The sound of the papers hitting the floor is very clean.

Not a knock or a fumble—a deliberate, complete action, the entire stack on the desk swept to the floor in one motion, pages spreading across the linoleum with the specific rustle of documentation that has been sent somewhere other than where it was. The sound bounces off the fluorescent-lit walls and hangs in the room for a moment.

The three of us look at Rowan.

He is standing now.

The councilman blinks. Stares at the papers on the floor. Stares at Rowan, who is looking back at him with the dark eyes that I have been learning to read and am reading very clearly right now. The black pepper has sharpened in the room—the specific edge that his scent takes on when something has moved past his tolerance threshold.

"How dare?—"

"Apologize," Rowan says.

The word arrives with the particular quality of a thing that has been decided before it was spoken. No heat, no performance—just the statement of the next thing that is going to happen, delivered with the absolute certainty of a man who has made his assessment and is not revisiting it.
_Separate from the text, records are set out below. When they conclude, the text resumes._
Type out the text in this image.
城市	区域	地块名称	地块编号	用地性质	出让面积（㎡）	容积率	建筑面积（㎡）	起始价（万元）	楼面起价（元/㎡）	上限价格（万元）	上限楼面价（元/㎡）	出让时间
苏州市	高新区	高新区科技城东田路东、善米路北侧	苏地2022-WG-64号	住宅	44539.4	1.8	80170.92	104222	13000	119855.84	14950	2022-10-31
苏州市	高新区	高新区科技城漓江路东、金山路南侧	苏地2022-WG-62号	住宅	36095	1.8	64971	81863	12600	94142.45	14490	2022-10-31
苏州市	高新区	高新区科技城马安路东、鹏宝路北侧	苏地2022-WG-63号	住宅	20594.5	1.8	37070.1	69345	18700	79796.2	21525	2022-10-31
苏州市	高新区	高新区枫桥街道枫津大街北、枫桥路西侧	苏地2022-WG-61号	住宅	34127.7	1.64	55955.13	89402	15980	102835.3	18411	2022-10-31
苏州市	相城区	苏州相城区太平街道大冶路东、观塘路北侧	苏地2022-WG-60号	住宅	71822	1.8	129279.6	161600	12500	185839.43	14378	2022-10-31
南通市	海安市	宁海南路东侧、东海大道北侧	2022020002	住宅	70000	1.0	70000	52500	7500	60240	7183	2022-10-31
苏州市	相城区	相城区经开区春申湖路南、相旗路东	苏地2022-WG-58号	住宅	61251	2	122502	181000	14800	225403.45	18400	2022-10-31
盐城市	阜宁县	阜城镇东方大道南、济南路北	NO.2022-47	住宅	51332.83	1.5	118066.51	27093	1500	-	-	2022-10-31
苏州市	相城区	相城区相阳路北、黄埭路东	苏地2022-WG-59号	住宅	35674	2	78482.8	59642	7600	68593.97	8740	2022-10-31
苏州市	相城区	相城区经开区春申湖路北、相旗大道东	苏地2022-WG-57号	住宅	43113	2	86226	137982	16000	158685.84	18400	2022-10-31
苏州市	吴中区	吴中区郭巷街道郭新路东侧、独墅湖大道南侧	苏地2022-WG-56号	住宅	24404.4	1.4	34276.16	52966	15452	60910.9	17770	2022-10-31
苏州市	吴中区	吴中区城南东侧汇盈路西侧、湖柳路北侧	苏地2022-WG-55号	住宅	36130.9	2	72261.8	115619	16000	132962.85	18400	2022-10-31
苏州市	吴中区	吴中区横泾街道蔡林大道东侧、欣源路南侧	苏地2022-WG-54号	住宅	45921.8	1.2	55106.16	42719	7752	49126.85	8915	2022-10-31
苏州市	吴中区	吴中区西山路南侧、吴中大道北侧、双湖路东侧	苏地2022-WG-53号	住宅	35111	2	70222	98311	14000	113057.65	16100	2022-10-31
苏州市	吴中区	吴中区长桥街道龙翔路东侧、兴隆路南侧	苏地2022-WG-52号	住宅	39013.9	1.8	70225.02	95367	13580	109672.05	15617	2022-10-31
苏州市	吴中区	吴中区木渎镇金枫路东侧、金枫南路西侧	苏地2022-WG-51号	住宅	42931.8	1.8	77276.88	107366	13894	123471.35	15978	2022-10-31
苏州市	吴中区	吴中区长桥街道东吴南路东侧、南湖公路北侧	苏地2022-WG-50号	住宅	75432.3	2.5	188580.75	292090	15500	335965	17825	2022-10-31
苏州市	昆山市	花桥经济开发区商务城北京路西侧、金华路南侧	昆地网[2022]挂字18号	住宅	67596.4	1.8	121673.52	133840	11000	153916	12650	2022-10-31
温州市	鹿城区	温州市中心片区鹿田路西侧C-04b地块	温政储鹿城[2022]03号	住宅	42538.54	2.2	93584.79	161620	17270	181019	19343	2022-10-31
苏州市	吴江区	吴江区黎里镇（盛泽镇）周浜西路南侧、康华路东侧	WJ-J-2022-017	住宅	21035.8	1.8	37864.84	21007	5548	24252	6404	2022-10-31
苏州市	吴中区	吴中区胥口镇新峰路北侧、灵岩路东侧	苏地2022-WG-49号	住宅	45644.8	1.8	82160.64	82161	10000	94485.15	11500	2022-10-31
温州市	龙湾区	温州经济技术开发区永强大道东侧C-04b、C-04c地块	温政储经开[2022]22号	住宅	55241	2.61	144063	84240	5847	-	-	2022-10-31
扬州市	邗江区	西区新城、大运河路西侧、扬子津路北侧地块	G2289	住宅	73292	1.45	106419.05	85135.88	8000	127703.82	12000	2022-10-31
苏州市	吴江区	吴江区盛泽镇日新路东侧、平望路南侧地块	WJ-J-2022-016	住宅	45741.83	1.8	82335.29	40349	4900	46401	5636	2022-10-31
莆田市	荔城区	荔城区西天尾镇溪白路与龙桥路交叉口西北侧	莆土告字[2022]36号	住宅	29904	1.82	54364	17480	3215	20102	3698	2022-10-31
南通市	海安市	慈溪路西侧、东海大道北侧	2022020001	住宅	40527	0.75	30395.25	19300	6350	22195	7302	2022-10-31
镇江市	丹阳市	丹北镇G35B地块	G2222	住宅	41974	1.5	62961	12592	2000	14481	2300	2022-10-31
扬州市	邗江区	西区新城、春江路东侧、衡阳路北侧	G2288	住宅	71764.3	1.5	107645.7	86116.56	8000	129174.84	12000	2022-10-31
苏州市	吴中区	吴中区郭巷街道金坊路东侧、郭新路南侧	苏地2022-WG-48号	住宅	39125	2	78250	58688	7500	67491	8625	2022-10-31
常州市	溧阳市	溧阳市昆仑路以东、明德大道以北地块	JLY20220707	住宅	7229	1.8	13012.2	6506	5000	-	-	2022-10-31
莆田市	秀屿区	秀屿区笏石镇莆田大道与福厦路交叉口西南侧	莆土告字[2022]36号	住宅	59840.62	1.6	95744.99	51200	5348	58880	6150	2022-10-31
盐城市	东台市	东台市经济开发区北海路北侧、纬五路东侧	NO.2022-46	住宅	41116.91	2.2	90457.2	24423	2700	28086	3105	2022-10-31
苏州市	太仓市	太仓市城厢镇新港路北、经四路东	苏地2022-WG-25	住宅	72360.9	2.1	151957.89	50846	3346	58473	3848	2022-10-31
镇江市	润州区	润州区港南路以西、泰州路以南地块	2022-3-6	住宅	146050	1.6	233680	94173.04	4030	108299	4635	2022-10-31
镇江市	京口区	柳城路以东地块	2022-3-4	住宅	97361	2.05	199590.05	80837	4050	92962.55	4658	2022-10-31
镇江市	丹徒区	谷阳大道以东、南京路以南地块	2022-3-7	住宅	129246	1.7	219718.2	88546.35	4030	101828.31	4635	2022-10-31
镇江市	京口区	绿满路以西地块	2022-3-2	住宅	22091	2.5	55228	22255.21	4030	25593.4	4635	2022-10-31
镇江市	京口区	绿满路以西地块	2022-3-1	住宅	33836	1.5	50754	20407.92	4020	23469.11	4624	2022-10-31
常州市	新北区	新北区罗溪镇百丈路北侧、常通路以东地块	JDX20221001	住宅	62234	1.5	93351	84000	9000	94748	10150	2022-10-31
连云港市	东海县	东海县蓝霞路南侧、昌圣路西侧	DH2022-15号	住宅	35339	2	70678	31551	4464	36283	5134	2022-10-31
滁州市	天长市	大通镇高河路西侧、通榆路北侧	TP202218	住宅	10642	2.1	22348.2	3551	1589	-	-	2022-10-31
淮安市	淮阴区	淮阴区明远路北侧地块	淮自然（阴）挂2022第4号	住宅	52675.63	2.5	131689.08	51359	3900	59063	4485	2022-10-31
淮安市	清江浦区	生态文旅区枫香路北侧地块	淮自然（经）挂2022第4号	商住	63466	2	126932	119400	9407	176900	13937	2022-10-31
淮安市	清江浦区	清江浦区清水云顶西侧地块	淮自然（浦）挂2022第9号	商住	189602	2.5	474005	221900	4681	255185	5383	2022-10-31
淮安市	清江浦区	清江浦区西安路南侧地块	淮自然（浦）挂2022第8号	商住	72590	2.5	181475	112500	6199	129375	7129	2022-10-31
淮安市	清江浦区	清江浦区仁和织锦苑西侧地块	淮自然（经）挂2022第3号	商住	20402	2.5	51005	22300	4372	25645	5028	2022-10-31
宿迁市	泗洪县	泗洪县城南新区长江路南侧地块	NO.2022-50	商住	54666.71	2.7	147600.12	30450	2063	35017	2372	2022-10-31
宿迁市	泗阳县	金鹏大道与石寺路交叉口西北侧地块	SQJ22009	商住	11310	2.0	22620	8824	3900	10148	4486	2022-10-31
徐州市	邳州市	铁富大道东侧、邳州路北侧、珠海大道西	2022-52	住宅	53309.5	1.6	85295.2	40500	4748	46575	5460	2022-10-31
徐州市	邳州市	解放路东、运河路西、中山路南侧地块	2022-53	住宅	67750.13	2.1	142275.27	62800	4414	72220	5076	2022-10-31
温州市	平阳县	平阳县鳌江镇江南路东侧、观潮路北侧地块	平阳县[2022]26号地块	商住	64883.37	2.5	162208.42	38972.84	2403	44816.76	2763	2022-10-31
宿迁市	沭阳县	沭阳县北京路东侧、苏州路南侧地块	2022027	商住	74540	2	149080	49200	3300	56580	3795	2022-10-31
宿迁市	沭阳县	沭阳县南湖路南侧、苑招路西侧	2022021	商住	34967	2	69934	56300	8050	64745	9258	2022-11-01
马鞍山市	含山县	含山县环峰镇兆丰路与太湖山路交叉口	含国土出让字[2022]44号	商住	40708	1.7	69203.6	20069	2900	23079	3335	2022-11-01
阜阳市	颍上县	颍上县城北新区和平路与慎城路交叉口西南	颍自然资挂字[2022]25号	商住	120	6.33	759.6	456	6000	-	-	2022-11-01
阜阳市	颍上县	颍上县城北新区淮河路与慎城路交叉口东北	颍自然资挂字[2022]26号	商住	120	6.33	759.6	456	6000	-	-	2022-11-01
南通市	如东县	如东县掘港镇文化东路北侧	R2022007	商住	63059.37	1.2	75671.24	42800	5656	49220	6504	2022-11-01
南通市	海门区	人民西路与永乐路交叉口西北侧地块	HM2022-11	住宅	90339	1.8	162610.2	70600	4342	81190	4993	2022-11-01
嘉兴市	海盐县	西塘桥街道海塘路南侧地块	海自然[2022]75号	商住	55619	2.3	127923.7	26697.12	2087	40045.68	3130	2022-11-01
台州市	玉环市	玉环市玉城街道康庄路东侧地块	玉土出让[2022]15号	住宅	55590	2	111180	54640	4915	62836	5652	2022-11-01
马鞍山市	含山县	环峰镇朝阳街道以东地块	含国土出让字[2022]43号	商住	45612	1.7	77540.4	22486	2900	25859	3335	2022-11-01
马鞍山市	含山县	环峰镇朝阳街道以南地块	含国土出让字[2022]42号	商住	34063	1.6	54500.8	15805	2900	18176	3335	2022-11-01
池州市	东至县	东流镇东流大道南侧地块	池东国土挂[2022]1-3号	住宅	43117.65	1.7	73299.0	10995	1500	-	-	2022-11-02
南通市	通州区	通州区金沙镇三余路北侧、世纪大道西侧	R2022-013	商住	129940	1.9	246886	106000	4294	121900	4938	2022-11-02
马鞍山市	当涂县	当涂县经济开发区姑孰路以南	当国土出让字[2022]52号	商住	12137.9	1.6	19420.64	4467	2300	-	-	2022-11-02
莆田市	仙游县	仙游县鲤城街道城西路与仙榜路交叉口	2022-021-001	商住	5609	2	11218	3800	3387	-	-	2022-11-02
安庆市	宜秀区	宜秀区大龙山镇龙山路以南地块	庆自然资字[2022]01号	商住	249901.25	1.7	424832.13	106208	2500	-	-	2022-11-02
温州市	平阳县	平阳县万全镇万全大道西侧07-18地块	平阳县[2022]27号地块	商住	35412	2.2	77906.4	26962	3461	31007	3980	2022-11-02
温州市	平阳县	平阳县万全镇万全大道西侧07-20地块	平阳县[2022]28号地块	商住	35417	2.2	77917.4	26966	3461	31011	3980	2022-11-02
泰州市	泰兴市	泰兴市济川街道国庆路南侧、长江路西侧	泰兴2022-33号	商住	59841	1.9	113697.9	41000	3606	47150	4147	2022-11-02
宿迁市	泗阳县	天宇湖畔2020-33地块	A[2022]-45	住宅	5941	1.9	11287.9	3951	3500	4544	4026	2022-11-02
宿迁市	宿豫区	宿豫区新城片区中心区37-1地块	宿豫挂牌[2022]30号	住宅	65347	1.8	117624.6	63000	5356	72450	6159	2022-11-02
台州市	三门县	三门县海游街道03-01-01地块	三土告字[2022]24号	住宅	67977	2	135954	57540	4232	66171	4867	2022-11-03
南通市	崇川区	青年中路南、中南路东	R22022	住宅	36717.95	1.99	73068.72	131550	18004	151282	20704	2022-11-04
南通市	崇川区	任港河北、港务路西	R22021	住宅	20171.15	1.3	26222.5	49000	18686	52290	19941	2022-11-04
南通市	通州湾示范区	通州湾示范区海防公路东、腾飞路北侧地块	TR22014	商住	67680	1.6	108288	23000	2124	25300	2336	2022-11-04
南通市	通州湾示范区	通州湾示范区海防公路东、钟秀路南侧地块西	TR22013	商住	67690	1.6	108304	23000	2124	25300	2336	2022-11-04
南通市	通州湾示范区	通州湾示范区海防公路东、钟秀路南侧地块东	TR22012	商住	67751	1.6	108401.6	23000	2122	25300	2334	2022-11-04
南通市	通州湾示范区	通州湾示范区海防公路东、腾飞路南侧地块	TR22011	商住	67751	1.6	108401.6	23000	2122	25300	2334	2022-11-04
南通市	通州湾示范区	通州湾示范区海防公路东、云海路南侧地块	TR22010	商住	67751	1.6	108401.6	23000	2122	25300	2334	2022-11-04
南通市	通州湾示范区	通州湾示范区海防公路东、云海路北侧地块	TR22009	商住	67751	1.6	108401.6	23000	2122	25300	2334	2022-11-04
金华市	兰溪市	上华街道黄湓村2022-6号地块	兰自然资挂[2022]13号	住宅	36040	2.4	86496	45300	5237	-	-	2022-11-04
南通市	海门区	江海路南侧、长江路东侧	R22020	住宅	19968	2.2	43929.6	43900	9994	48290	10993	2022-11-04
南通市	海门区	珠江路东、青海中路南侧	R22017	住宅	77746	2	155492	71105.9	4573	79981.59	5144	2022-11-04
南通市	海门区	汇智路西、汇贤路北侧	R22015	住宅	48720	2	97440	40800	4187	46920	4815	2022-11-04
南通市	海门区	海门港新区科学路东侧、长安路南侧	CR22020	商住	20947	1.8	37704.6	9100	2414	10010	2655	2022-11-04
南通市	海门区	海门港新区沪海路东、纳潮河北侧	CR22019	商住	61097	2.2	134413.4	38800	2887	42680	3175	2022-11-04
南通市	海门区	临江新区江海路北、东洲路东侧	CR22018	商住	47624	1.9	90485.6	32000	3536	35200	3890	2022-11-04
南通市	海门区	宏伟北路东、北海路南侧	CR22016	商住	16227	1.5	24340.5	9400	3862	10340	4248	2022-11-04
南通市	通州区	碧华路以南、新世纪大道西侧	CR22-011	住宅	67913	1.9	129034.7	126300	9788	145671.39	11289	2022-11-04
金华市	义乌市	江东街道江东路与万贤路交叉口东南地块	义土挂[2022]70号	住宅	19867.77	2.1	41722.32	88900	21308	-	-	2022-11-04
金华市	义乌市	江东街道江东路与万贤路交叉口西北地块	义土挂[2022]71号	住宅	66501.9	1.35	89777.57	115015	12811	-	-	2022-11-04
The councilman's mouth opens and closes.

Rowan gestures—one measured movement, his hand indicating me.

"To my Omega. First."

The man looks at me.

Then at Rowan.

Then at Rowan again, with the expression of a person who is searching for the scenario in which this is a joke and not finding it.

He swallows.

"My apologies," he says, to the general direction of my shoulder. "For the disrespect."

"Half an apology," Rowan says, unmoved. "But since our time has the same value as yours, I won't make you try again. People like you don't learn on the first instance. You'll understand the lesson when an Alpha loses patience with you over disrespecting his Omega and you're given the opportunity to reconsider your position from a different vantage point."

He pauses.

"In the next life, of course."

The room is extremely quiet.

He just threatened this man.

Calmly. Conversationally. In the same register he uses to discuss financial strategy and morning coffee preferences. Rowan Blackwell has just implied that a municipal councilman might be murdered over an insufficient apology and delivered it like a weather update.

The man is visibly trembling. His hands on the desk are doing something involuntary.

"I—again, I apologize. For my—" He swallows again. "For my oversight."

"Better," Rowan says, with the specific lack of satisfaction of someone grading something on the lower end of acceptableand confirming it. He sits back down. Re-crosses his leg. "Now. Summarize the requirements in plain terms. The dates, the evidence protocol, the annulment conditions."

The man finds the file with the speed of someone who wants this interaction resolved. His voice, when he speaks again, has lost its administrative flatness entirely and replaced it with the careful, even tone of a person who has had their priorities rearranged in real time.

"Documented dates," he says. "Proof of cohabitation—photos, location check-ins, any form of shared record. There are—" He clears his throat. "There are regional events running through the extended St. Patrick's Day period. The small towns in the county have coordinated a schedule of activities—themed events, concerts, fundraisers, community gatherings. Attending these events generates official stamps on the pack's registry file. The stamps serve as documentation."

Finn tilts his head. "That wasn't in the initial paperwork."

"It was," the man says, "in the supplementary addendum. Page seven."